Peace, order, and good government; liberté, égalité, fraternité; life, liberty, and the pursuit of happiness – all are impossible, unless they are built upon a foundation of free public discourse. If we are to preserve any of our rights as citizens, then even the most modest abridgements of freedom of expression can only be justified by the severest extremities.
Because of this, the Canadian Human Rights Commission’s submission to Parliament that its Tribunal be allowed to continue regulating public expression is fundamentally misguided.
Freedom of expression becomes meaningless if it does not include freedom to offend, freedom to outrage, and quite frankly, freedom to make a public ass of oneself.
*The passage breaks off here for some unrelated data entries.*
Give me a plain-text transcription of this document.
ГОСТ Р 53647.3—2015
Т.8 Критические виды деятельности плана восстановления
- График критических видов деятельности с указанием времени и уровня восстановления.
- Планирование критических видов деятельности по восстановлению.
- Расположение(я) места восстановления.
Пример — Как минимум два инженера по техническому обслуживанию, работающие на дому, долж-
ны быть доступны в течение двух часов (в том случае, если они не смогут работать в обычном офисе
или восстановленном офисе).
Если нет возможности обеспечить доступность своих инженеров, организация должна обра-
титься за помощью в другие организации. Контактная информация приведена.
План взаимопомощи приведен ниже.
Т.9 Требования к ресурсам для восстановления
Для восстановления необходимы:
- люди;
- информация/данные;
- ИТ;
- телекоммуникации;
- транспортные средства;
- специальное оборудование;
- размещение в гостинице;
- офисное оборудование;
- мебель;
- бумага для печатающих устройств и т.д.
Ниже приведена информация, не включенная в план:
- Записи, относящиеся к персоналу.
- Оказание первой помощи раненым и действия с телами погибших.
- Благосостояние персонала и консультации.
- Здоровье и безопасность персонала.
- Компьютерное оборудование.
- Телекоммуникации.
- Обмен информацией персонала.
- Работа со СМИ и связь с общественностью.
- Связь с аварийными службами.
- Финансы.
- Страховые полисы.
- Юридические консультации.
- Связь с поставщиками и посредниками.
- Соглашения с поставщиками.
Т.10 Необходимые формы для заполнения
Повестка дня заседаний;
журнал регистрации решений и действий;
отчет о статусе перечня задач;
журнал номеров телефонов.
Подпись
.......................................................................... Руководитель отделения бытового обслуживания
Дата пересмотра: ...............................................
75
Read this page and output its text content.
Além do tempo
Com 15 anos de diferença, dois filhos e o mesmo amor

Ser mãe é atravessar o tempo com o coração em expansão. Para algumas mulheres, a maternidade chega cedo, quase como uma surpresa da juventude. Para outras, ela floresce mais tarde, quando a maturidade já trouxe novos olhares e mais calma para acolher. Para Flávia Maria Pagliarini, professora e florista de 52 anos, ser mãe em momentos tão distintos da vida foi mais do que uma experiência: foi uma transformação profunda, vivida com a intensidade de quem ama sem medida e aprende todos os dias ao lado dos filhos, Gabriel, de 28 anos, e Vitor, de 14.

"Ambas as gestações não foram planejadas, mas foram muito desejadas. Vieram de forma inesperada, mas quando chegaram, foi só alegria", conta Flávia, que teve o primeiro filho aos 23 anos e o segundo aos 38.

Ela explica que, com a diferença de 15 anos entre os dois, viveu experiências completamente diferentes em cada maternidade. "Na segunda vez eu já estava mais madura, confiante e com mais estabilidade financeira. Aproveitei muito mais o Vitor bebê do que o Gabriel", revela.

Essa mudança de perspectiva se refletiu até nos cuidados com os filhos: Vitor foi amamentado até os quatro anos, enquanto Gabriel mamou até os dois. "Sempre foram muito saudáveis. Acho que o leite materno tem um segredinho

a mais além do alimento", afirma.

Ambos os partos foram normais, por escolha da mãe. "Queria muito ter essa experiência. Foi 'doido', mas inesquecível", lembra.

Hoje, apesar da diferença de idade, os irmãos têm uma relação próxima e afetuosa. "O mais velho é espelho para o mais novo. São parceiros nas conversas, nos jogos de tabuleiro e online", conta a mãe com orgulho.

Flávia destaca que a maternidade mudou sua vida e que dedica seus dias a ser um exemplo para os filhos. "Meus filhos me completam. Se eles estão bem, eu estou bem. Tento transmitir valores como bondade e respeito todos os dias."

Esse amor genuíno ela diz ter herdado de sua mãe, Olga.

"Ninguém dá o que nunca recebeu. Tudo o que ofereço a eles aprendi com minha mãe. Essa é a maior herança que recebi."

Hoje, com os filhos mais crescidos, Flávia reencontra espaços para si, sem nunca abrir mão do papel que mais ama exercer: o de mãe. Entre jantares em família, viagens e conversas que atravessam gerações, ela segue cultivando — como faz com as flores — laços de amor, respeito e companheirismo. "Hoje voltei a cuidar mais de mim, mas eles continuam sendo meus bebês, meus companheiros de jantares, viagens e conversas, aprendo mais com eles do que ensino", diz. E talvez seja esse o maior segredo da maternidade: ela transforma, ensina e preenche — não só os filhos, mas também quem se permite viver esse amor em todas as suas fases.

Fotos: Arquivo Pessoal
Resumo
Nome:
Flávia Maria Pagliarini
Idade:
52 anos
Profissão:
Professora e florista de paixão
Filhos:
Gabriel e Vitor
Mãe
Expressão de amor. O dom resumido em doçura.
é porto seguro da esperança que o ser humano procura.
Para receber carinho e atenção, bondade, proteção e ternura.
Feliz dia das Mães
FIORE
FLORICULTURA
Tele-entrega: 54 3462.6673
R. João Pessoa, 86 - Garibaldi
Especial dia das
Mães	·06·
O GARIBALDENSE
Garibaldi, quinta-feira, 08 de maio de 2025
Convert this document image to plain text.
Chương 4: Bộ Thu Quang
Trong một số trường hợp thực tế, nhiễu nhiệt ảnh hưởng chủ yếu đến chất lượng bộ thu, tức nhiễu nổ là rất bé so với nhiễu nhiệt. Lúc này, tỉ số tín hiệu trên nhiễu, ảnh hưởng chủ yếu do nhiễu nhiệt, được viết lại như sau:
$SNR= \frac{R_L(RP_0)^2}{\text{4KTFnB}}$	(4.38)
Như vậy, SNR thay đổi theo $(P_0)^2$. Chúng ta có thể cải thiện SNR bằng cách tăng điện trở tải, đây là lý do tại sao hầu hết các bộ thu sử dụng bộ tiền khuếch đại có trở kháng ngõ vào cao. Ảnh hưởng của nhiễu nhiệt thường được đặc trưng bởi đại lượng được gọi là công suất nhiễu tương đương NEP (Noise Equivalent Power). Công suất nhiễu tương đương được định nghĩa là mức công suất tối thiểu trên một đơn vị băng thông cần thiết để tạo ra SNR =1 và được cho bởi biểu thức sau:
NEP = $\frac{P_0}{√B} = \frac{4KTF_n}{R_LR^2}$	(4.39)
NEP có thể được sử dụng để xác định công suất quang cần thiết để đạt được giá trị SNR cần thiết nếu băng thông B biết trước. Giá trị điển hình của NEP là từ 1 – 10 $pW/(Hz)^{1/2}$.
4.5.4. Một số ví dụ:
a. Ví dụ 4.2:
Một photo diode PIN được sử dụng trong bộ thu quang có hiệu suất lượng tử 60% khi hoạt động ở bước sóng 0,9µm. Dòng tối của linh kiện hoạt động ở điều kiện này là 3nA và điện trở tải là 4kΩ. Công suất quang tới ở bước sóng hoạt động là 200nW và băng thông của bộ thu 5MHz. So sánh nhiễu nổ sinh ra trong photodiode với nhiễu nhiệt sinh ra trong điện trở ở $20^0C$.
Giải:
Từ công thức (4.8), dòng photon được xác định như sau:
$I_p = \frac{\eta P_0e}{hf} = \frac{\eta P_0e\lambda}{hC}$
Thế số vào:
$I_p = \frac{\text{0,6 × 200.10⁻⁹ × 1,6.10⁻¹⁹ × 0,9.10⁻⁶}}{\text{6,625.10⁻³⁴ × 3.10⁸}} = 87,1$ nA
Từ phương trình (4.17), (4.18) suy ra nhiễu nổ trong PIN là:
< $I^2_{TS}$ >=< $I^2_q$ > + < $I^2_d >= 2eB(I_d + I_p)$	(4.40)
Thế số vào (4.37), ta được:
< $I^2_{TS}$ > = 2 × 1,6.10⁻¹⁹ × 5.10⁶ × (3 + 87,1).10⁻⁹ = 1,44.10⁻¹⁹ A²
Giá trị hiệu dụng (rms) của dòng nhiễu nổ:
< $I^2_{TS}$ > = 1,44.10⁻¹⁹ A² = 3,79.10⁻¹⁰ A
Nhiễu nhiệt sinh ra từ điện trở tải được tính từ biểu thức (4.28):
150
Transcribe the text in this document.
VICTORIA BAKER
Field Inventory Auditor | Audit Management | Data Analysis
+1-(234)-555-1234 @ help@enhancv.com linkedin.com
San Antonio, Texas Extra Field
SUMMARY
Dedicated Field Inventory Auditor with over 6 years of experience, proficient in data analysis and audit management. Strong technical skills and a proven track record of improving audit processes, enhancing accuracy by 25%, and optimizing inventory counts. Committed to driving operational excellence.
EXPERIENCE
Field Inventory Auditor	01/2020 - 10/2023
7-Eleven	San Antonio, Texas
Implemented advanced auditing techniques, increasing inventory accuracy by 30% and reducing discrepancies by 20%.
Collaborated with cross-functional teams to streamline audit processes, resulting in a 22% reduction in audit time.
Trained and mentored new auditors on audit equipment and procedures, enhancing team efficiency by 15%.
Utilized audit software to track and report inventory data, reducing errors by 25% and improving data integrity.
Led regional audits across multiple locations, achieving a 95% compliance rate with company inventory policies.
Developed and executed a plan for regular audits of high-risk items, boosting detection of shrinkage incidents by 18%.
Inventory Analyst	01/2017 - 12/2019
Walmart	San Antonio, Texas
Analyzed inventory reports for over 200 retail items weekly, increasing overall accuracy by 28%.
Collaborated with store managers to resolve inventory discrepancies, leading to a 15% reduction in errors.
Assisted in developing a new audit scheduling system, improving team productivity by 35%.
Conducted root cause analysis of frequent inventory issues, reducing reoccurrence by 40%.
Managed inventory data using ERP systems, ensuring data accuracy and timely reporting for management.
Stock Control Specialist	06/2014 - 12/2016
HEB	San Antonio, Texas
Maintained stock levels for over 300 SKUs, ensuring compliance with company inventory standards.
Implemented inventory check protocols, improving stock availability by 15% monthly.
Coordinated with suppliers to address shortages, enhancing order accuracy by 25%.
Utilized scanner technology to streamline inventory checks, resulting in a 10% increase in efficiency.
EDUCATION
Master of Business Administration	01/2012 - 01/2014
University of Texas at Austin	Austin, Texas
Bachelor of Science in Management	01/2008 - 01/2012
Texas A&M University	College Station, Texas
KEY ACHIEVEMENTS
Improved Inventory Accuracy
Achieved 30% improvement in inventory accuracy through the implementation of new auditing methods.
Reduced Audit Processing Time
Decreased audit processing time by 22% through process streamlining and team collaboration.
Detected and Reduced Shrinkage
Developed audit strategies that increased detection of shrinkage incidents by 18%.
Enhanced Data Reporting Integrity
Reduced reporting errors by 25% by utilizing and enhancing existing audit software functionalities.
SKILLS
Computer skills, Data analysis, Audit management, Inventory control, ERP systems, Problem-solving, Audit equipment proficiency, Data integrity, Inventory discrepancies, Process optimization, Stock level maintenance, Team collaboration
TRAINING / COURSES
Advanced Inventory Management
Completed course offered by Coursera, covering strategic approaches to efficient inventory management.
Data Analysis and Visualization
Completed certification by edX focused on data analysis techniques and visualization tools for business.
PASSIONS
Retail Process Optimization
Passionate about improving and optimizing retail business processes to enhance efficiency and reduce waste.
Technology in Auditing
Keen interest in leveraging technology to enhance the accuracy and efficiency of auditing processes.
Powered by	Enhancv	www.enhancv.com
There are undeniably those who use our ideals against us, from fulminating bigots to subtle whisperers of hate, who trade upon the very freedoms they would deny to others. But the price of being the kind of society that would allow one person to say against all others that the earth moves around the sun, is to be no less the kind of society that would allow another person to say against all reason that the earth is flat.
Years ago, when I was younger and almost as foolish as I am today, I stood for the presidency of my university’s student government. In the entire history of that nine-hundred year-old institution, there had never been a visible minority president. As election day neared, however, it became clear that history was on the cusp of changing. In convulsions of disbelief, a marginal group of my peers began a campaign denouncing the spectacle of a Canadian barbarian at the gates, which they summarised with the motto, “No niggers at Oxford.”
Did it hurt? Oh my God it hurt. It cut deeper than I could ever explain. It tore open old scars and awoke old terrors I thought I had left behind as I outgrew my childhood in 1970s Toronto. It left me wounded, cold, and alone.
But democracy is creed for the brave, and it is especially at a time of crisis that people of principle have the greatest responsibility to stand by their beliefs, not in spite of the difficulty, but precisely because of the difficulty.
To this day – to this very day – I should defend the right of those vulgar little cowards to call me a nigger. The test of our convictions is our willingness to defend our ideals even for those least deserving of them.
If we are true democrats, then we must place our faith in the wisdom of the many, and not in the repressive power of the few. Our greatest weapon against those who abuse freedom of expression is not less freedom, but more freedom: freedom for the merchants of hate to condemn themselves before Canadians with every word they utter; freedom for other Canadians to make reply, and to slay their lies with the truth; freedom for the mass of decent people to recognise nonsense and to starve it of the oxygen of public attention.
As our country has grown more diverse, it has grown more sophisticated, it has grown stronger, and it has grown up. The time has come for us to end the role of the Canadian Human Rights Tribunal as our country’s national censor.